Auf einen Blick
Die Uhr tickt für Tiktok. Vier Tage noch, dann muss die chinesische Mutterfirma Bytedance die US-amerikanische Sparte der Videoplattform verkaufen. Sonst wird Tiktok in den Vereinigten Staaten verboten.
Der Grund dafür: Eine Mehrheit des US-Parlaments erachtet die App als Spionage-Instrument der kommunistischen Regierung in Peking. Retten könnte Tiktok und seine 170 Millionen (!) aktiven Nutzerinnen und Nutzer in Amerika nur noch das Oberste Gericht (unwahrscheinlich) – oder Elon Musk (gar nicht mal sooo unwahrscheinlich).
Es gibt gleich vier Gründe, weshalb sich der reichste Mensch der Welt (aktuelles Vermögen: 432 Milliarden US-Dollar) die umstrittene Mega-Plattform unter den Nagel reissen dürfte.
Erstens: Musk (53) hat sich innert Kürze zum mächtigsten Meinungsdompteur des Globus – ja der ganzen Menschheitsgeschichte – gemausert. Mit X kontrolliert er heute schon eine der wichtigsten Informationsplattformen der Welt.
Für fast schon läppische 40 Milliarden Dollar (so die Schätzung der Newsagentur Bloomberg) könnte er sich jetzt auch noch das drittgrösste soziale Netzwerk Amerikas (hinter Facebook und Instagram) kaufen. Ein Drittel der Tiktok-User sind noch keine 19 Jahre alt. Musk könnte mit seinen Algorithmen direkt Einfluss nehmen auf das noch instabile Weltbild der jugendlichen Kundschaft.
Zweitens: Peking, das Tiktok in den Worten von Jeremy Bash, dem ehemaligen Stabschef des US-Auslandsgeheimdiensts CIA, zur «Massenüberwachung der amerikanischen Bürger» missbraucht, gibt sein Super-Tool nur sehr ungern aus der Hand. Mit Elon Musk hätte die Regierung von Xi Jinping (71) einen zumindest wohlgesinnten Käufer gefunden, der in der Vergangenheit wiederholt Verständnis für Chinas territoriale Ansprüche auf den Inselstaat Taiwan geäussert hatte.
Nicht dass der Südafrikaner Musk vorhätte, in den USA chinesische Propaganda zu verbreiten. Aber: Mindestens gewisse Schnittmengen gäbe es zwischen Pekings Interessen und jenen des Multimilliardärs. Mit dem Tiktok-Kauf könnte Musk sich in China, dem zweitwichtigsten Absatzmarkt seiner Tesla-Fahrzeuge nach den USA, ein paar mächtige Freunde sichern.

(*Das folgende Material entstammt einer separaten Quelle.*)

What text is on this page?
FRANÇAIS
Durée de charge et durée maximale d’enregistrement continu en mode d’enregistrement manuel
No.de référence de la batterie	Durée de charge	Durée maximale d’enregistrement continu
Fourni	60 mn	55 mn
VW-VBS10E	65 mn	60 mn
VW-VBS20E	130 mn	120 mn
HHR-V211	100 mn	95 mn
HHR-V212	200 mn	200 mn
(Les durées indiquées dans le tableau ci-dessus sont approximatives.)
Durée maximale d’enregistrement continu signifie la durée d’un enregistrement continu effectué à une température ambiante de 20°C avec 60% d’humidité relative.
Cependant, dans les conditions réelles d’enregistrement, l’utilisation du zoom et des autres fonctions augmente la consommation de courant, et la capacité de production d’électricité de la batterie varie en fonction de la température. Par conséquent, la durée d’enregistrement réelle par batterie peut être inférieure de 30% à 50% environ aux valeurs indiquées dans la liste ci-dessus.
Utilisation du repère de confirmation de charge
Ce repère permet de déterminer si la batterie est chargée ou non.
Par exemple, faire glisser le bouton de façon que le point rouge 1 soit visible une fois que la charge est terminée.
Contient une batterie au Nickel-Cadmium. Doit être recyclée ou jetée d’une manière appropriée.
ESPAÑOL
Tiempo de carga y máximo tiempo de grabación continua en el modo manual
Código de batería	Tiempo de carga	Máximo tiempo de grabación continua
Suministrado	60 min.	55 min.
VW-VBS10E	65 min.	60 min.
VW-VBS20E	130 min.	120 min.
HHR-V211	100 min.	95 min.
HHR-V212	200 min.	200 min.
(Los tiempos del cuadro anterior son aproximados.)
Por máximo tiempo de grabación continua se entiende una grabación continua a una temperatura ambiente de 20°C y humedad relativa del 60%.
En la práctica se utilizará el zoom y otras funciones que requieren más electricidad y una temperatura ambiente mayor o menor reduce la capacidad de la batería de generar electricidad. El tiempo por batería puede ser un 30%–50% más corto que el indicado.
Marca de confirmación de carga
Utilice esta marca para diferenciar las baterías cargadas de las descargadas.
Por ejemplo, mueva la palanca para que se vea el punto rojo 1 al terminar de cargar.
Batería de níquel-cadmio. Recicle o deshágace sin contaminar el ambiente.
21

Drittens: Musk, selbst übrigens noch nicht aktiv auf Tiktok, sieht sich gerne in der Rolle als Zensur-Endgegner, als Ritter des freien Worts und Verfechter der radikalen Meinungsfreiheit. Das war seine Argumentation beim Kauf von Twitter, heute X. Aus demselben Grund dürfte der zukünftige Mitarbeiter in der Administration von Donald Trump (78) auch ein Interesse an Tiktok haben.
Auf einen Schlag Einfluss auf die News- und Unterhaltungsdiät von 170 Millionen Amis (also mehr als jeden zweiten Menschen im 334-Millionen-Einwohner-Land) zu erhalten und sie von der drohenden «Zensur» durch allzu paragrafentreue Bürokraten zu befreien, das wäre genau nach Musks Gusto.
Viertens: Musk braucht Daten, richtig viele Daten, um die Modelle seines KI-Unternehmens xAI zu füttern. Schliesslich reicht es dem nimmermüden Mann nicht, mit SpaceX das Weltall, mit Tesla die Automobilbranche, mit Neuralink die Hirnforschung und mit der «Boring Company» die Städteplanung der Zukunft aufzumischen. Er möchte auch bei der künstlichen Intelligenz ganz vorne mitspielen.
Die 170 Millionen amerikanischen Tiktoker lieferten haufenweise Datenpunkte, mit denen er die hungrigen xAI-Rechner trainieren könnte.
Eine Win-win-Situation eigentlich. Verlieren würden einzig jene, die jetzt schon genug haben vom dauerpräsenten Musk. Allein in den USA gibt es davon wohl mindestens so viele wie aktive Tiktok-User.